July 26, 2024 14 min to read

LangChain笔记

LangChain本质上是一个框架，所谓框架就是对某一门关键技术的封装，使之应用起来更加的方便；
简单场景下，原生API足矣，使用框架反而可能有些多余，框架主要是对于复杂应用而言的。

LangChain是对LLM的封装，LLM（大语言模型）可以简单理解为文本对话系统，典型的例子就是chatGPT，输入一段文字描述，可以是任意的问题，然后会返回相应的回答；

复杂的框架通常对应着一系列的组件、模块，下面进行逐一介绍

prompts模板

open AI原生的API是这样调用的

  import openai
  response = openai.ChatCompletion.create(
    model = "gpt-3.5-turbo",
    messages = [
      {"role": "system", "content": "You are a helpful assistant."},
      {"role": "user", "content": "Who won the world series in 2020?"},
      {"role": "assistant", "content": "The Los Angeles Dodgers won the World Series in 2020."},
      {"role": "user", "content": "Where was it played?"}
    ]
  )

  print(response.choices[0].message["content"])
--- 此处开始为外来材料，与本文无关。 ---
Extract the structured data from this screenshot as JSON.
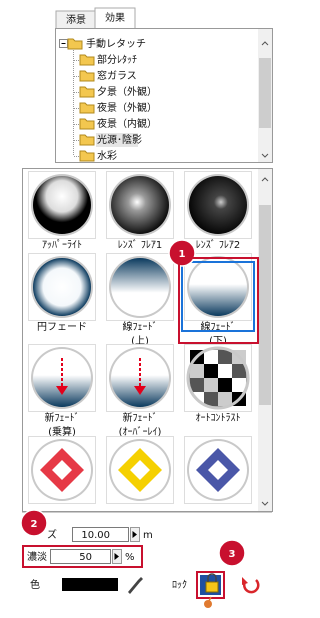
{
  "tabs": [
    "添景",
    "効果"
  ],
  "tree": {
    "root": "手動レタッチ",
    "items": [
      "部分ﾚﾀｯﾁ",
      "窓ガラス",
      "夕景（外観）",
      "夜景（外観）",
      "夜景（内観）",
      "光源･陰影",
      "水彩"
    ]
  },
  "gallery": [
    {
      "lines": [
        "ｱｯﾊﾟｰﾗｲﾄ"
      ]
    },
    {
      "lines": [
        "ﾚﾝｽﾞ ﾌﾚｱ1"
      ]
    },
    {
      "lines": [
        "ﾚﾝｽﾞ ﾌﾚｱ2"
      ]
    },
    {
      "lines": [
        "円フェード"
      ]
    },
    {
      "lines": [
        "線ﾌｪｰﾄﾞ",
        "(上)"
      ]
    },
    {
      "lines": [
        "線ﾌｪｰﾄﾞ",
        "(下)"
      ]
    },
    {
      "lines": [
        "新ﾌｪｰﾄﾞ",
        "(乗算)"
      ]
    },
    {
      "lines": [
        "新ﾌｪｰﾄﾞ",
        "(ｵｰﾊﾞｰﾚｲ)"
      ]
    },
    {
      "lines": [
        "ｵｰﾄｺﾝﾄﾗｽﾄ"
      ]
    }
  ],
  "callouts": [
    "1",
    "2",
    "3"
  ],
  "size": {
    "label": "ズ",
    "value": "10.00",
    "unit": "m"
  },
  "density": {
    "label": "濃淡",
    "value": "50",
    "unit": "%"
  },
  "color": {
    "label": "色"
  },
  "lock": {
    "label": "ﾛｯｸ"
  }
}
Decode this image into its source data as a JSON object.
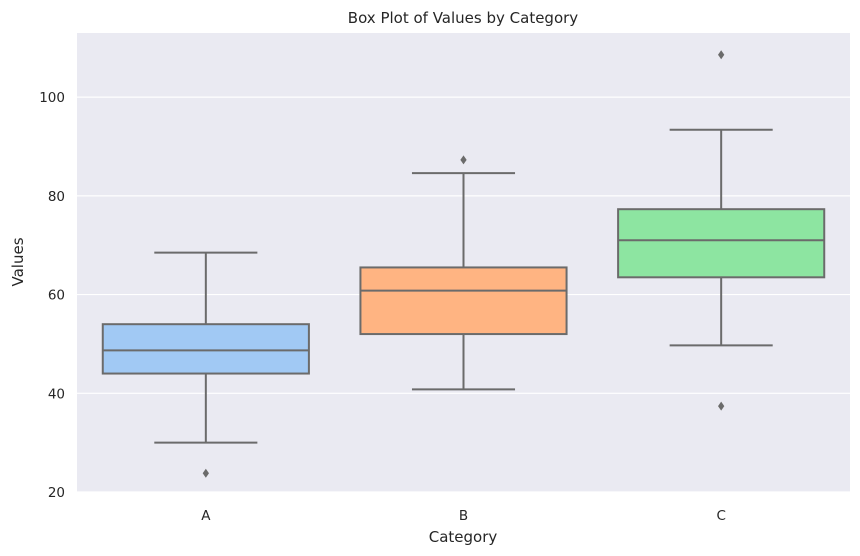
{
  "chart_data": {
    "type": "box",
    "title": "Box Plot of Values by Category",
    "xlabel": "Category",
    "ylabel": "Values",
    "ylim": [
      20,
      113
    ],
    "yticks": [
      20,
      40,
      60,
      80,
      100
    ],
    "grid": true,
    "categories": [
      "A",
      "B",
      "C"
    ],
    "boxes": [
      {
        "category": "A",
        "whisker_low": 30,
        "q1": 44,
        "median": 48.7,
        "q3": 54,
        "whisker_high": 68.5,
        "outliers": [
          23.8
        ],
        "color": "#a1c9f4"
      },
      {
        "category": "B",
        "whisker_low": 40.8,
        "q1": 52,
        "median": 60.8,
        "q3": 65.5,
        "whisker_high": 84.6,
        "outliers": [
          87.3
        ],
        "color": "#ffb482"
      },
      {
        "category": "C",
        "whisker_low": 49.7,
        "q1": 63.5,
        "median": 71,
        "q3": 77.3,
        "whisker_high": 93.4,
        "outliers": [
          108.6,
          37.4
        ],
        "color": "#8de5a1"
      }
    ]
  },
  "colors": {
    "plot_background": "#eaeaf2",
    "grid": "#ffffff",
    "box_edge": "#6b6b6b"
  }
}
LangChain对openAI的api进行了封装，通过模板的方式，使得在特定场景下，很多逻辑可以复用，提升开发效率，示例如下：

from langchain.chat_models import ChatOpenAI
from langchain.prompts import ChatPromptTemplate
chat = ChatOpenAI(temperature=0.0, model=llm_model)
template_string = """Translate the text \
                  that is delimited by triple backticks \
                  into a style that is {style}. \
                  text: ```{text}```
                  """
prompt_template = ChatPromptTemplate.from_template(template_string)
customer_style = """American English \
                in a calm and respectful tone
                """
customer_email = """
                Arrr, I be fuming that me blender lid \
                flew off and splattered me kitchen walls \
                with smoothie! And to make matters worse, \
                the warranty don't cover the cost of \
                cleaning up me kitchen. I need yer help \
                right now, matey!
                """
customer_messages = prompt_template.format_messages(
                    style=customer_style,
                    text=customer_email)
customer_response = chat(customer_messages)
print(customer_response.content)

上面的代码看起来很长，但如果类似的逻辑需要处理很多次，就会显著减少代码量，提升效率；

prompts template本质上就是总结出典型的、通用的、好用的prompts格式，中间利用占位符来表示可变内容，这样每次使用只需要提供那些变量，复用那些通用的格式，达到高效、好用的目的；

output parser

在prompts中指定返回的格式和内容，然后自动化解析，示例如下:

# 在prompts中增加如下要求，约束返回的格式和内容
"""
Format the output as JSON with the following keys:
gift
delivery_days
price_value
"""

"""
但是LLM本质上返回的是字符串，只能约束返回json字符串，要处理这些内容，最佳的方式就是先转成json或者dict对象，然后再做信息提取和处理就会方便很多；

这个时候output parser就应运而生了，完整的代码量较多 这里截取关键的代码片段
"""
from langchain.output_parsers import ResponseSchema
from langchain.output_parsers import StructuredOutputParser
gift_schema = ResponseSchema(name="gift",
                             description="Was the item purchased\
                             as a gift for someone else? \
                             Answer True if yes,\
                             False if not or unknown.")
delivery_days_schema = ResponseSchema(name="delivery_days",
                                      description="How many days\
                                      did it take for the product\
                                      to arrive? If this \
                                      information is not found,\
                                      output -1.")
price_value_schema = ResponseSchema(name="price_value",
                                    description="Extract any\
                                    sentences about the value or \
                                    price, and output them as a \
                                    comma separated Python list.")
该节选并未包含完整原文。